What happened was in 2006 King's library was sold at an auction to Morehouse College in Atlanta. During the auction some of his books were displayed, one of which was Emerson's A Modern Anthology. Edward R. Bosley (a director of a National Historic Landmark) was at the auction and he found this written on the front page:
Swedenborg enables us to understand why we were created, why we are alive, and what happens to us after our bodies die. Swedenborg enables us to have the best possible understanding of God’s message as it exists in those Bible books which constitutes God’s Word.Bosley assumed that this was written by King and told others and the news spread. However, in February Rev. Ray Silverman, chaplain of Bryn Athyn College, contacted the people working with the collection and received this response from Courtney Chartier, the Processing Archivist:
Dr. King’s volume of Emerson does have extensive notes on Swedenborg. However, the handwriting is not his. There is an inscription that reads “Rev Wm Fairfax (colored) Swedenborgian minster”, with an address in New York. He is the likely author of the notes.So that's the news. It's disappointing but it's good to have the facts straight. I suppose that there's a chance that as they analyze the collection more they'll find other things to connect King and Swedenborg but for now we can't say that Martin Luther King Jr. was inspired by Swedenborg. ---
Thanks to Jim Lawrence we now have a picture of Rev.
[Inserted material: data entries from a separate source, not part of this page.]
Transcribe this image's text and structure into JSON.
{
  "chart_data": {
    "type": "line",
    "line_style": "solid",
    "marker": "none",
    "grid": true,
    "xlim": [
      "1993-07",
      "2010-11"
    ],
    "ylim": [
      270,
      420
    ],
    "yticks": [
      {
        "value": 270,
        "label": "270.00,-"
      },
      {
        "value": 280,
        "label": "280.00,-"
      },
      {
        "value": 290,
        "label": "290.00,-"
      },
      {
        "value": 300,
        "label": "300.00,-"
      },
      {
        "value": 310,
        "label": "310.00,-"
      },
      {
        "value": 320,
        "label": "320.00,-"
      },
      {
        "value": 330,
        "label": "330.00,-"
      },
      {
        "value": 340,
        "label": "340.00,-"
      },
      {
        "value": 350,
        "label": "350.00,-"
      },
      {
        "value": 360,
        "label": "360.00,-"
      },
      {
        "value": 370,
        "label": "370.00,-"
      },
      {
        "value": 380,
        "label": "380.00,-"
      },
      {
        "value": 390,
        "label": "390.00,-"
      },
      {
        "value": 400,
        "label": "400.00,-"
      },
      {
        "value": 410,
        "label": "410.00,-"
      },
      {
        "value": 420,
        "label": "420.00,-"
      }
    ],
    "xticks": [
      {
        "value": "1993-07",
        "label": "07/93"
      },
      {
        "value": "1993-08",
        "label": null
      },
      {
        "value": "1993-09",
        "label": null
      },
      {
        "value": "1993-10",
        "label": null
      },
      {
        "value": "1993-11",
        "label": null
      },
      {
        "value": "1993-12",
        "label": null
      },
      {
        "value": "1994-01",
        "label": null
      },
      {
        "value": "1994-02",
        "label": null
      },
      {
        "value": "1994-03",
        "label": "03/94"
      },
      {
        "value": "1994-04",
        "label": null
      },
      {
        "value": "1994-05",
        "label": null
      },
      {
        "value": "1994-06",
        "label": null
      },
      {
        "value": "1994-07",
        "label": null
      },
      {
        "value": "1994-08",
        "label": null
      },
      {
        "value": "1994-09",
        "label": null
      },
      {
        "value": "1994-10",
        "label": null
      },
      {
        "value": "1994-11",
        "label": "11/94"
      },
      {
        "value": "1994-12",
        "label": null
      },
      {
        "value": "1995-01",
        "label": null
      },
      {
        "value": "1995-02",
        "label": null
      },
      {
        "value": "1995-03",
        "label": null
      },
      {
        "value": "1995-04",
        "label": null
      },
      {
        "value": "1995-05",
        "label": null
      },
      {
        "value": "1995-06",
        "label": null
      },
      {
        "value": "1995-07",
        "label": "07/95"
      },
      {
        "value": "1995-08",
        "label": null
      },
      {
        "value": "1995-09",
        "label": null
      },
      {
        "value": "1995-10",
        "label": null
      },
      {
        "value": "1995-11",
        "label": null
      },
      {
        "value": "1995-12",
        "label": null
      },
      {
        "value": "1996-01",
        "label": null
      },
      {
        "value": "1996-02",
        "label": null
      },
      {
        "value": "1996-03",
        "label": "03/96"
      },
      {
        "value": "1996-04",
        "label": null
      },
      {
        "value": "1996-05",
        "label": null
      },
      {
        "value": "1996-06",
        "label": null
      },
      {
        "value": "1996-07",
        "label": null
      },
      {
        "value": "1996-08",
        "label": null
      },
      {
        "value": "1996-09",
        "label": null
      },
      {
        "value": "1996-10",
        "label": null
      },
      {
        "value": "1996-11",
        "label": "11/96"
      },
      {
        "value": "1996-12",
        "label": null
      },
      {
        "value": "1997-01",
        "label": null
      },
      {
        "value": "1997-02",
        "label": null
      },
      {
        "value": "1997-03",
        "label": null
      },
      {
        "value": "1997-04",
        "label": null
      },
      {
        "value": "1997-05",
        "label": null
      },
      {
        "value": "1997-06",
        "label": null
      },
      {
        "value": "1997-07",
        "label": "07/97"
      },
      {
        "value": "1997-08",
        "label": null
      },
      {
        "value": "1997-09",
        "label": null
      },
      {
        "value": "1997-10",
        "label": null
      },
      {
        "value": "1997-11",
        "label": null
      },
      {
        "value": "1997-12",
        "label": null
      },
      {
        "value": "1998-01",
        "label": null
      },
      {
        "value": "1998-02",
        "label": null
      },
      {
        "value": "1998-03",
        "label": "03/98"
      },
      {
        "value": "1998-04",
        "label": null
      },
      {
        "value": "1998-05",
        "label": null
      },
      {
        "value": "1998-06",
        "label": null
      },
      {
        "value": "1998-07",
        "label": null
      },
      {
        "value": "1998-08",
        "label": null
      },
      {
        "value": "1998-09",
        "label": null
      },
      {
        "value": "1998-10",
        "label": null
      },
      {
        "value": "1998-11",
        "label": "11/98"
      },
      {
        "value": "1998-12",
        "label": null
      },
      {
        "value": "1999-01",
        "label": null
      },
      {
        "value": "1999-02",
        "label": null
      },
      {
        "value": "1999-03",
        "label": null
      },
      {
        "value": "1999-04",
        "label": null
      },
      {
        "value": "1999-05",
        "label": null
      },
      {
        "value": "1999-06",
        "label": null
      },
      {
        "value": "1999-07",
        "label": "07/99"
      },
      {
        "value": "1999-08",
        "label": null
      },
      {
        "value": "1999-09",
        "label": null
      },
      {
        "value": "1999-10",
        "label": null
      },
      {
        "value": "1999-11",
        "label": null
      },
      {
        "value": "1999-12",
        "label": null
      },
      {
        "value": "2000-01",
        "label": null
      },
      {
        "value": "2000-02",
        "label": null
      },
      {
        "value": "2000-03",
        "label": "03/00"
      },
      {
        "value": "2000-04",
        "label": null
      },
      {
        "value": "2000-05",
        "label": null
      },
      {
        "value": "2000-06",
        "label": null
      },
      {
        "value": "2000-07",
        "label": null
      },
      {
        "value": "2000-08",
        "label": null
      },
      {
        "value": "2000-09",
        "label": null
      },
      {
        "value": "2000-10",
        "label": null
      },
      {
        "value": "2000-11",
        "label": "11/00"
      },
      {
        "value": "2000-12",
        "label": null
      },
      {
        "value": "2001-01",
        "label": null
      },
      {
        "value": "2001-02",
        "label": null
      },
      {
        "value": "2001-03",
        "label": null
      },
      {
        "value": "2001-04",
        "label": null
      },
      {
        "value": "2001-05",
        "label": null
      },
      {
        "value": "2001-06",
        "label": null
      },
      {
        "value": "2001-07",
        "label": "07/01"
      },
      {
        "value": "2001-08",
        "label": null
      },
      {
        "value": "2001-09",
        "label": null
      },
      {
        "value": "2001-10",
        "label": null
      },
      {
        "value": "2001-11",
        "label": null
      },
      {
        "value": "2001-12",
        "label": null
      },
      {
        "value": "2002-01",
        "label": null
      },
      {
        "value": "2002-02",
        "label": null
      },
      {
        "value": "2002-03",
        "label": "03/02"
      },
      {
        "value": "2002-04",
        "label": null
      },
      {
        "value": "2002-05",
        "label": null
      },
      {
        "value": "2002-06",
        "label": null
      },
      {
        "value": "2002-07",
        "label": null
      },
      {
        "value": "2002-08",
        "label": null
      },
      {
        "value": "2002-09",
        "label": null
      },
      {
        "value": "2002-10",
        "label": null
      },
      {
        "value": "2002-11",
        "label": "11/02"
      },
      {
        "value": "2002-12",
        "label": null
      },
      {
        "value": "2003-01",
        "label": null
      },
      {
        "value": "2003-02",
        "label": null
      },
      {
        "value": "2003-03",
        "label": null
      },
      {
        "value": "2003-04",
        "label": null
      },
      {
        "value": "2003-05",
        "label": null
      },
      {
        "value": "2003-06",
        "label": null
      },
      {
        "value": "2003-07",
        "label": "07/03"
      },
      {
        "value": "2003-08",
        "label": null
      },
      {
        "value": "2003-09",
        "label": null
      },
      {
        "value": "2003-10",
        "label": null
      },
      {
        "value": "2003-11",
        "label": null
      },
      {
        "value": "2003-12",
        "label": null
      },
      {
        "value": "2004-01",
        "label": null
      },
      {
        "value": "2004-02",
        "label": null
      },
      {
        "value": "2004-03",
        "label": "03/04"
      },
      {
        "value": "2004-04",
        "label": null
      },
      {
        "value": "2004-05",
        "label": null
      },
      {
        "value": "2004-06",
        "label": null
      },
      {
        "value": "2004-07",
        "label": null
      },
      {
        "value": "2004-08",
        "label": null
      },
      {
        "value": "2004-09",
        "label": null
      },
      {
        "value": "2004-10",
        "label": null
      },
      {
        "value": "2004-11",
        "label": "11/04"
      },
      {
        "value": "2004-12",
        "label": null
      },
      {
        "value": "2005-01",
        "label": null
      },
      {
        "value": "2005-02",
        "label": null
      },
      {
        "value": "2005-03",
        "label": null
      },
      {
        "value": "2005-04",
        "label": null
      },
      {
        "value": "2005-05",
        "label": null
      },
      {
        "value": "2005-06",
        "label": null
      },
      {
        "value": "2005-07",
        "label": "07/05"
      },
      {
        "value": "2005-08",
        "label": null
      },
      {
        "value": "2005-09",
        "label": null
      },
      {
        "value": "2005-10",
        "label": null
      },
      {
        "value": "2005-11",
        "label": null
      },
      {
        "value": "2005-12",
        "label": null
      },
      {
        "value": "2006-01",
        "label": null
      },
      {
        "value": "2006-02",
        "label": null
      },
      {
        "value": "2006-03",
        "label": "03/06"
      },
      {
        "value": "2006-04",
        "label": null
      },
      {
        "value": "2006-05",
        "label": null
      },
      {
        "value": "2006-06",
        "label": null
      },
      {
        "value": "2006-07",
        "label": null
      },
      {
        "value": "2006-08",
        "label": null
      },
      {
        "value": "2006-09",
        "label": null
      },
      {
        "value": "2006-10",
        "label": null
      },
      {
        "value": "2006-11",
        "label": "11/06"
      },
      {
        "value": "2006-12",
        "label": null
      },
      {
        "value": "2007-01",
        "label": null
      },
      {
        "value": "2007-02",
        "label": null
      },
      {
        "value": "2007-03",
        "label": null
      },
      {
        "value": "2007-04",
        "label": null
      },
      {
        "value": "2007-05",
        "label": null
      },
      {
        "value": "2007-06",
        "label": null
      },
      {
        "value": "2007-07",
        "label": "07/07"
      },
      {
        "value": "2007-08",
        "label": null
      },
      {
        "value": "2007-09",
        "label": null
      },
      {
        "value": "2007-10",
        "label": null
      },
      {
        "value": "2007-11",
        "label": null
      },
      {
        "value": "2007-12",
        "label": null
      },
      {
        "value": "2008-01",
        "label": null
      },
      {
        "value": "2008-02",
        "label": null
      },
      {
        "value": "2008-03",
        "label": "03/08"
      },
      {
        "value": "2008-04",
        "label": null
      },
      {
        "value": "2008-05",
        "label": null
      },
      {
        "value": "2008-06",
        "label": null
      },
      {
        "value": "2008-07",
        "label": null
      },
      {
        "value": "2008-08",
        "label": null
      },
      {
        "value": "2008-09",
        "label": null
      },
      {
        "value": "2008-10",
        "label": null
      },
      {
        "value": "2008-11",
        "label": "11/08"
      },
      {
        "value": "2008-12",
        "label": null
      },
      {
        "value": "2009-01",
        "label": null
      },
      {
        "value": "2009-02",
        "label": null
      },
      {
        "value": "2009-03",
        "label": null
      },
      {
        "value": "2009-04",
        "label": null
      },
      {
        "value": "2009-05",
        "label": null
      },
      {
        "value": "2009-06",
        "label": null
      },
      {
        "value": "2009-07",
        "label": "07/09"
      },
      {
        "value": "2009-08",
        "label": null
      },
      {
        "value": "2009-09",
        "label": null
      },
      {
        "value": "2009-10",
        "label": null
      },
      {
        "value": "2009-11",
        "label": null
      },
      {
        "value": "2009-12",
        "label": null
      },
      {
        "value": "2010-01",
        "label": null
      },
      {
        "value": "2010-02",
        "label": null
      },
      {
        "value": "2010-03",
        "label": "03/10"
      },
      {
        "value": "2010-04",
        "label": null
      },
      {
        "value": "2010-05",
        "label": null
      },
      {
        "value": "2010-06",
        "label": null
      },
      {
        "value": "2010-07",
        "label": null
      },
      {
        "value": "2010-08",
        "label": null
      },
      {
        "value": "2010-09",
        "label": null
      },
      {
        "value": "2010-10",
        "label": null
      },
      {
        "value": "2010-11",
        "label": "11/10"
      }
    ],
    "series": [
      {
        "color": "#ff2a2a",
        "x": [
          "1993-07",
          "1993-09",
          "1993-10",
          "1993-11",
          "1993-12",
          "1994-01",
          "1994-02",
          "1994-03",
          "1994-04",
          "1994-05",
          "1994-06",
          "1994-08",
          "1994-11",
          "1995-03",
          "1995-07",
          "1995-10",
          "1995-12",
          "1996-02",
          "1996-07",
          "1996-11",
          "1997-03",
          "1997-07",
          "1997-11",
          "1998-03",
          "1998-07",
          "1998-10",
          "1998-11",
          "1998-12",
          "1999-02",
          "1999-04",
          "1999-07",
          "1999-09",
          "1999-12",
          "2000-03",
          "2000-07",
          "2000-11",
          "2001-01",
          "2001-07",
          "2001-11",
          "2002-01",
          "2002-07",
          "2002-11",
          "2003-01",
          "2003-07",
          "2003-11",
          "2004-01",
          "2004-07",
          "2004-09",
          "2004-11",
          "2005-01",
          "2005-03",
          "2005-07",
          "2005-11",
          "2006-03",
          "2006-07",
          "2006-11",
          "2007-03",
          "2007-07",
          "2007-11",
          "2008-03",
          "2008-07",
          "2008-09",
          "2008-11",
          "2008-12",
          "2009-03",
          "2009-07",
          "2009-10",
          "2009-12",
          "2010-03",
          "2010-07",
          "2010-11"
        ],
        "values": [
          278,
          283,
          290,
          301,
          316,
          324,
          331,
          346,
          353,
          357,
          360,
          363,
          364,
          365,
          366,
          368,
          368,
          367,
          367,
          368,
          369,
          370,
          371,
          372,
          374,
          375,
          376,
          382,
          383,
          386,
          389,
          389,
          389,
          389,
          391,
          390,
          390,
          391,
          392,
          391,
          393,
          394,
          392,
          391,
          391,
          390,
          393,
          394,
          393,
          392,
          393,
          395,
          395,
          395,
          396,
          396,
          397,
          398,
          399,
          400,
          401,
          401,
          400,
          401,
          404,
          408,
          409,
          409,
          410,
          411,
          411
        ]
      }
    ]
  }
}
William Fairfax and his wife, taken at the 1959 General Convention. Jim also did a little more research about him and found this much out:
William E. Fairfax was ordained by Convention in 1937 and he served until his death in 1964. His church was in Harlem. .... Basically, what we know is that he probably identified in important ways with MLK, and thought he might interest MLK in his favorite theologian as a fellow "colored" Christian minister in the U.S.I also asked Jim where someone should start if they were interested in doing more research about Rev. Fairfax. He said, "Someone wanting to dig further on Fairfax would probably best start in our own collection here in Berkeley and the archives in Boston associated with our headquarters, which keeps a lot of records on the various societies past and present."